How to calculate Scope 3.11 emissions

Scope 3 emissions include indirect emissions across the value chain that are not directly controlled by a company — for example, upstream supplier processes or the downstream use of sold products. For manufacturing companies, Scope 3 emissions are especially relevant as they often make up the majority of a company’s CO₂ footprint and encompass emissions across the entire value chain. This also includes so-called downstream activities, which refer to emissions that occur after the product is sold — such as those generated during product use by customers. Emissions from category 3.11 fall under this group.

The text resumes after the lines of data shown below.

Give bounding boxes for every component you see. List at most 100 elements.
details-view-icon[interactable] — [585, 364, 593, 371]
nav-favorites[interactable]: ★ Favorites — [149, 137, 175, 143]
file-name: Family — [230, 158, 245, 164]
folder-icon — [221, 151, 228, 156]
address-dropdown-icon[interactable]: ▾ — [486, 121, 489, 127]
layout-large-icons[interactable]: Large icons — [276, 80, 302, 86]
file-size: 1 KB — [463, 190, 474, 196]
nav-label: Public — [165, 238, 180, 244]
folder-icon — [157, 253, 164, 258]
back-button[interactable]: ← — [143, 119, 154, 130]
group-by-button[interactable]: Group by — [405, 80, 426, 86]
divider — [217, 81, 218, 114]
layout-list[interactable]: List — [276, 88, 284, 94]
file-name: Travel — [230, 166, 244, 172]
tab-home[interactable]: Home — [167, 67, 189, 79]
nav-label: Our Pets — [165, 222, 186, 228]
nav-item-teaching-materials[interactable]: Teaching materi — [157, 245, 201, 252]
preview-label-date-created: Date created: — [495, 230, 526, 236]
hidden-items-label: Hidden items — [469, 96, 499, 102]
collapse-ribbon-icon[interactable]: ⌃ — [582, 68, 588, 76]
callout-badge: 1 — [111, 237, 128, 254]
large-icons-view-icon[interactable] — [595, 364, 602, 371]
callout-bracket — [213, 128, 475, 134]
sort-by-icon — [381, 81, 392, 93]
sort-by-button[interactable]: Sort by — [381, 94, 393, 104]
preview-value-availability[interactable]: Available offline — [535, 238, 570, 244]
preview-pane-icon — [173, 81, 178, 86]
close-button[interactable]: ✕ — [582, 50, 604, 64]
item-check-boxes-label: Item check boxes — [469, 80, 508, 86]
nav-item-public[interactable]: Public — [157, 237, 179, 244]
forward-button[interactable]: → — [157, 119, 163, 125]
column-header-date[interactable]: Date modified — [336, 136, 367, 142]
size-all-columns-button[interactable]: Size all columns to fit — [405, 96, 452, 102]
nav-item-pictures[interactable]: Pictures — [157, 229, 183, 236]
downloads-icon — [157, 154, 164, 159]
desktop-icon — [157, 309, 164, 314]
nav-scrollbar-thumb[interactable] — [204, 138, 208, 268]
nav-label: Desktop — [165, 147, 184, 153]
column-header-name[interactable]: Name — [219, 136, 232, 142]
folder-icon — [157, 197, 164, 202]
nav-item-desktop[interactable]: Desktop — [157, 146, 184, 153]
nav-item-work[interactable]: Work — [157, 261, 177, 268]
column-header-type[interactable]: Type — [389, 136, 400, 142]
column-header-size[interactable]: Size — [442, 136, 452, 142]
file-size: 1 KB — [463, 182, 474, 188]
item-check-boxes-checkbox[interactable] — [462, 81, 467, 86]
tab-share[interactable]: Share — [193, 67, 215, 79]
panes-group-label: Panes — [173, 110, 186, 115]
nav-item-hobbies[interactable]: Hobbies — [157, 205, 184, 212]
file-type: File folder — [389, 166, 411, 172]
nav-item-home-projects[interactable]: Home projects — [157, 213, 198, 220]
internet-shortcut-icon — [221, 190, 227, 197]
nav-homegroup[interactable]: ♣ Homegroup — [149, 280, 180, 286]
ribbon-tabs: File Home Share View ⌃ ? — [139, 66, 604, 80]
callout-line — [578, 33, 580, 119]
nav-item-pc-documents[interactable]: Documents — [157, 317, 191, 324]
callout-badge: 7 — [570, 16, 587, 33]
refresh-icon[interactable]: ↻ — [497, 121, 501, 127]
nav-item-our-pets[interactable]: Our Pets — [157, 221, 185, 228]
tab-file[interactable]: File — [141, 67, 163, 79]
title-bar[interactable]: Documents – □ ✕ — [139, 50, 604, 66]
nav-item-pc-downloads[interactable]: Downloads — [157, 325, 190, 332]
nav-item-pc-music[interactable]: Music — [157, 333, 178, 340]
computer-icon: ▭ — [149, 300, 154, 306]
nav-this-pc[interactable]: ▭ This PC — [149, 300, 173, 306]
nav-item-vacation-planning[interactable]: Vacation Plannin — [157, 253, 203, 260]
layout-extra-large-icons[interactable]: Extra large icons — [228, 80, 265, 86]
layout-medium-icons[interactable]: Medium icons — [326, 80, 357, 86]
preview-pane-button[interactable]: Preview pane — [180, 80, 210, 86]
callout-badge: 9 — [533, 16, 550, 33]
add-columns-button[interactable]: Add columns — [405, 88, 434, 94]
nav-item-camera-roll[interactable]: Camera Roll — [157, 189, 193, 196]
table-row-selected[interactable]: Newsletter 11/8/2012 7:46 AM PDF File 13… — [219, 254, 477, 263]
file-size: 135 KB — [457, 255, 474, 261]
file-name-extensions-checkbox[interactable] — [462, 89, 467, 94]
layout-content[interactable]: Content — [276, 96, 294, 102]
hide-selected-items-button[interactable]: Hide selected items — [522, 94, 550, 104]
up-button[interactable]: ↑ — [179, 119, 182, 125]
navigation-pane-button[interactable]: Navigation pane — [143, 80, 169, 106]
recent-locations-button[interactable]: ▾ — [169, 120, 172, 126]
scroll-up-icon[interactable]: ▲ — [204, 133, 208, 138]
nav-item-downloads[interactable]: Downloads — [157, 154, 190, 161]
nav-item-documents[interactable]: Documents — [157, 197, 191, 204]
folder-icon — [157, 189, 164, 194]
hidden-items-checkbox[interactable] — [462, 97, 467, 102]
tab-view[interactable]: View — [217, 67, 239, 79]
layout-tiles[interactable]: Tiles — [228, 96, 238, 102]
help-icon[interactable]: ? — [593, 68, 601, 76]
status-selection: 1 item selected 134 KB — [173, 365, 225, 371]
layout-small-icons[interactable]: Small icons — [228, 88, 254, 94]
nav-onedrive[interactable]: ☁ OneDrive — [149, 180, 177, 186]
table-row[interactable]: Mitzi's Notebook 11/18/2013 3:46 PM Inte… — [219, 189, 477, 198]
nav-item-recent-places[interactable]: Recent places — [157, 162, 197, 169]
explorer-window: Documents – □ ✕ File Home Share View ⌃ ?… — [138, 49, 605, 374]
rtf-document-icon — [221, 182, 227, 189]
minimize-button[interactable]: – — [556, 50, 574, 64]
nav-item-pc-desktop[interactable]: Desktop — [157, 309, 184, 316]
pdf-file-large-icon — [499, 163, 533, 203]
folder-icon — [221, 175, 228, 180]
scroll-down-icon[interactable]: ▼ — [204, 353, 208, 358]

What are Scope 3.11 emissions?
Scope 3.11 refers to emissions generated throughout a product’s lifetime during its use phase — for example, from the energy consumed while operating a machine or vehicle.
These use-phase emissions are broken down into a. direct use-phase emissions and b. indirect use-phase emissions:
- Direct use-phase emissions: Emissions from direct energy consumption such as fuel or electricity, as well as from products that emit or contain gases during their use.
- Indirect use-phase emissions: Emissions associated with indirect energy or electricity consumption required to use the product.
Different calculation methods apply depending on whether the emissions are direct or indirect.
How to calculate emissions for different product types
1. Products with direct energy consumption
This includes products that consume energy (fuel or electricity) directly during use. To calculate Scope 3.11 emissions, companies multiply the number of product uses over its lifetime by the quantity sold and the emissions factor per use.